Chip Orders From North America Down in April
The three-month average of worldwide orders was $737 million, 5 percent below March's revised orders of $777 million and 26 percent below the $996 million posted a year earlier, according to Semiconductor Equipment and Materials International, or SEMI.
Equipment billings, a measure of the value of equipment accepted by customers and booked as revenue, was $854 million in April, slightly below March's revised level of $857 million and 5 percent above the $815 million a year earlier.
"Despite hopeful indications in last month's figures, orders for new semiconductor manufacturing equipment remain at relatively low levels," said Stanley Myers, president and chief executive of SEMI.
"The April data reflects continuing uncertainty in the broader markets in regards to recovery in consumer and commercial spending," he said.
Chip equipment makers and their customers have been in an extended market downturn as a result of a general economic slump and corporate spending cutbacks.

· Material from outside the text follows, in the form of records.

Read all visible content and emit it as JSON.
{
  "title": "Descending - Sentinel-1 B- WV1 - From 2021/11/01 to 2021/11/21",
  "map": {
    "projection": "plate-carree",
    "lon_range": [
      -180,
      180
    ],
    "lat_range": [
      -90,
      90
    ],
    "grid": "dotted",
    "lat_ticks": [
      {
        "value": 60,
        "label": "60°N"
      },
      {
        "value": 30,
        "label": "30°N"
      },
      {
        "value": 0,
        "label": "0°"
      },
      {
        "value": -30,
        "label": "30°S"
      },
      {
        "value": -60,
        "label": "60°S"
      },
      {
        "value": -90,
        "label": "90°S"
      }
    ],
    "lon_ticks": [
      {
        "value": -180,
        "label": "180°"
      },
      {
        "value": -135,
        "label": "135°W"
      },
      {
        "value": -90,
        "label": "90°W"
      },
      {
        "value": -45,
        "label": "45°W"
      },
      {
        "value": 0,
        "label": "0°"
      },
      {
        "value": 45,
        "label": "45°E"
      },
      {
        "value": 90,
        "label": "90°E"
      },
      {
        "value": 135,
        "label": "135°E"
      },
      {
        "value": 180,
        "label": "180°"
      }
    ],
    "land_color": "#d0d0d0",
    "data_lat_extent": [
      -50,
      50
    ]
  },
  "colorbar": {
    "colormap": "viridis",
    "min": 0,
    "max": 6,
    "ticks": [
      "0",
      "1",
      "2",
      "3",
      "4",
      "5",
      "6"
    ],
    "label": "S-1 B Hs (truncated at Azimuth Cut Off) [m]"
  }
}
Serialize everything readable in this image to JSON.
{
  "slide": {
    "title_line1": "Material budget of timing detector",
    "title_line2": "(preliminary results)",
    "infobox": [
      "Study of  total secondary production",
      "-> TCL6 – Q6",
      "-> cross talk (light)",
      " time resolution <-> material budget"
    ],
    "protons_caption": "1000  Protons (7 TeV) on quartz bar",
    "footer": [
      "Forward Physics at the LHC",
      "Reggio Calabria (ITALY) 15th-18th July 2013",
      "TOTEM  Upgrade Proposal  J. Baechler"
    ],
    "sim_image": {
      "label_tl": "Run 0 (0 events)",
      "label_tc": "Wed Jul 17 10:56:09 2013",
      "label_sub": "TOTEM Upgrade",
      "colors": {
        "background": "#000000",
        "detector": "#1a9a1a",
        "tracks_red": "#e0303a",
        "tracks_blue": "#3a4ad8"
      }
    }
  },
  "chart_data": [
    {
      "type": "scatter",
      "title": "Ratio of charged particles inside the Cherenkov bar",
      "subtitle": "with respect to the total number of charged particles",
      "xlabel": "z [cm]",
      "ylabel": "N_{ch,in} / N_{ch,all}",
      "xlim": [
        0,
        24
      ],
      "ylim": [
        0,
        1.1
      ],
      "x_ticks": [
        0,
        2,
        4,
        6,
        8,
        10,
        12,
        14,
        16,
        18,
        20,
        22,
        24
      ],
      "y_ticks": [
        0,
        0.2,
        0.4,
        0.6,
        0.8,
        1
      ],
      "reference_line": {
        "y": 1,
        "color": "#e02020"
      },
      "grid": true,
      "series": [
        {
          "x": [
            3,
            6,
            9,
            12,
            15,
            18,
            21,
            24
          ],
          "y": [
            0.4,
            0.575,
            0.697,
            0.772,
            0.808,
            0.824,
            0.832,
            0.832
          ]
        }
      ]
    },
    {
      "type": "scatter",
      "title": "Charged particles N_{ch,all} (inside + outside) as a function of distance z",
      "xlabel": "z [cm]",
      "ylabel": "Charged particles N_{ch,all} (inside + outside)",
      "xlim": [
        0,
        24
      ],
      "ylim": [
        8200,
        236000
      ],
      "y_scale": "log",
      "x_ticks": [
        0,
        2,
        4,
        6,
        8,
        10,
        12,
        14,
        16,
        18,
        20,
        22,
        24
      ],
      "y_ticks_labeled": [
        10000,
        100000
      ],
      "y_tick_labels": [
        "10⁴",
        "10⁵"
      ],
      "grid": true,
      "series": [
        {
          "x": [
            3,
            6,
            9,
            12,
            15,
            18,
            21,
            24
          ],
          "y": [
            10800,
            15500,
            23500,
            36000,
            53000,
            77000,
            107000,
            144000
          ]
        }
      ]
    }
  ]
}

Applied Materials Inc. AMAT.O , the world's biggest maker of chip production tools, on Tuesday posted a quarterly loss and said it expected orders to be flat this quarter and spending on wafer fabrication equipment to be flat with last year.
Intel Corp. INTC.O , the largest maker of chips, has said it plans to cut its capital spending this year by as much as a quarter, to a range of $3.5 billion to $3.9 billion.
Last year, worldwide chip equipment sales fell about 32 percent from 2001 as chip makers cut back on plans to expand and upgrade factories, according to SEMI statistics.
The statistics indicate a ratio of orders to billings, known as the book-to-bill ratio, of 0.86, which means that $86 worth of new orders were received for every $100 of product billed for the month, the San Jose, California-based trade group said.
North American chip equipment manufacturers represent more than half the total world market.
While the monthly book-to-bill numbers are considered to be a poor barometer of chip equipment sales they can serve as a guide to the severity of a downturn.
Data released on Thursday from the U.S. Federal Reserve Board showed that fab utilization at semiconductor and related electronic component plants in the United States was 65.4 percent in April, compared to 65 percent in March.